The rest of the shortlist includes Chigozie Obioma’s An Orchestra of Minorities, which our reviewer called “a compelling read”, and Ducks, Newburyport by Lucy Ellmann, which has received a lot of attention for its unusual structure—it’s a 1,000 page novel made up of just one sentence.
Turkish writer Elif Shafak’s 10 Minutes 38 Seconds in This Strange World and Bernadine Evaristo’s Girl, Woman, Other are the other two books on the list.
The winner of the £50,000 prize (around Rs43 lakh) will be announced on October 14 in London.
The full shortlist:
1. Margaret Atwood, The Testaments (Vintage, Chatto & Windus)
2. Lucy Ellmann, Ducks, Newburyport (Galley Beggar Press)
3. Bernardine Evaristo, Girl, Woman, Other (Hamish Hamilton)
4. Chigozie Obioma, An Orchestra of Minorities (Little Brown)
5. Salman Rushdie, Quichotte (Jonathan Cape)
6. Elif Shafak, 10 Minutes 38 Seconds in This Strange World (Viking)
Last year’s prize was won by Irish writer Anna Burns for The Milkman, a coming-of-age story of a bookish girl in Northern Ireland during the bloody ‘Troubles’.
There’s no doubt that the biggest draw on the shortlist is Atwood’s sequel to her 1985 book, which has gone on to become a cult classic in the years since its publication.
Details of The Testaments were kept under wraps ahead of its publication on 10 September, although the strict embargo was broken after retailer Amazon shipped out a few hundred preordered copies early. The book’s inclusion on the Booker Prize longlist in July had helped whip up more excitement around its release.
The book, set 15 years after the final scene in The Handmaid’s Tale, had a midnight release, à la the Harry Potter phenomenon. People queued up outside the the Piccadilly branch of Waterstones ahead of the launch, and Atwood released the book, surrounded by women in the red Handmaids’ outfits. The costumes are familiar even to people who haven’t read the book, from the TV show which just finished three seasons. Political protesters have also worn the costume to protest abortion bans in many states in the US.
A surprise exclusion from the longlist is reader favourite Lanny by Max Porter, which had widely been expected to make the cut. In her review for The Guardian, Alexandra Harris had described the book as “a fable, a collage, a dramatic chorus, a joyously stirred cauldron of words”.

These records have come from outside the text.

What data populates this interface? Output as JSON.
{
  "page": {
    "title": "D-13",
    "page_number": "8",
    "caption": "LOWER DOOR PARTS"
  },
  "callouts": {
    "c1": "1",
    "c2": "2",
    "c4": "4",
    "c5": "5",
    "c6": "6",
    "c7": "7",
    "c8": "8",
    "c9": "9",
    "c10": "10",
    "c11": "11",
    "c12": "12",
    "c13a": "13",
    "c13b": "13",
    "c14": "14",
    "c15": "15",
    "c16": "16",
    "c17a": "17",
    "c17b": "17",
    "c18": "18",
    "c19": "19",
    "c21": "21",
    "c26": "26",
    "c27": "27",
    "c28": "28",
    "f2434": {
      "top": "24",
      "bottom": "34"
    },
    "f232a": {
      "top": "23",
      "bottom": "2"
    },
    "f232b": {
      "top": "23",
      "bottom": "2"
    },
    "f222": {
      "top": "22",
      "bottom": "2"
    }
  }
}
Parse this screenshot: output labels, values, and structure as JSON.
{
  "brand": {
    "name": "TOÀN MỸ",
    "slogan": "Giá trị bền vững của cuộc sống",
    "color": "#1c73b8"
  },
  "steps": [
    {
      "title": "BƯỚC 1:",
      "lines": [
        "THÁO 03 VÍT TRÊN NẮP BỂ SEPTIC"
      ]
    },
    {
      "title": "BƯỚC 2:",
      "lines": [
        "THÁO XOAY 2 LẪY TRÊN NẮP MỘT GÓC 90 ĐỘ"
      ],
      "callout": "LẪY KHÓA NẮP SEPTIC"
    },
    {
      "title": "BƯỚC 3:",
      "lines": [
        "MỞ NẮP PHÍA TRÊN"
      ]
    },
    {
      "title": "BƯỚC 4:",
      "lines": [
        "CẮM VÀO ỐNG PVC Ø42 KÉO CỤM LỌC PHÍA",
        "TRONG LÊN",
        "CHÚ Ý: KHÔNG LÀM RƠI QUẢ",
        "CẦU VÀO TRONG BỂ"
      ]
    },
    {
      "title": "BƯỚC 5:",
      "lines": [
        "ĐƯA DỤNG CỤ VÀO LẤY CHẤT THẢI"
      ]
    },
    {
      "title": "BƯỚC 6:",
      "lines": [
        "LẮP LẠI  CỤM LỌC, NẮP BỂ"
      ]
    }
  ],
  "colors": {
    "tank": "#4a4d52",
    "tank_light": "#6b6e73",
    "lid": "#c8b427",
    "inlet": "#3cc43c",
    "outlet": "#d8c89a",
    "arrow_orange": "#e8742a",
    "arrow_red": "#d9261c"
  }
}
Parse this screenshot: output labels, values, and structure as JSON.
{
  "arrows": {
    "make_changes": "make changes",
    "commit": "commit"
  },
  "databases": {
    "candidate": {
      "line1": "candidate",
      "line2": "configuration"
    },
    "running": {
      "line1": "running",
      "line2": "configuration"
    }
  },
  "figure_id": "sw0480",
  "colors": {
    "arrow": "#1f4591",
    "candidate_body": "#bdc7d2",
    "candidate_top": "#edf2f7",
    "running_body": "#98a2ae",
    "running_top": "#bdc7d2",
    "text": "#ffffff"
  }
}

Rushdie’s Quichotte released in August to mixed reviews. Reviewing it for The New York Times, Parul Sehgal said that “the flamboyance that once felt so free now seems strenuous and grating”. Kirkus, however, had some positive words for the book, calling it a “splendid mess that, in the end, becomes a meditation on storytelling, memory, truth, and other hallmarks of a disappearing civilization”.
Some readers on Twitter have been expressing their disappointment at the addition of Rushdie to the list at the cost of their favourites.
When the longlist of 13 books was published in July, The Guardian’s Justine Jordan wrote that there were few surprises in the line-up “dominated by established authors”.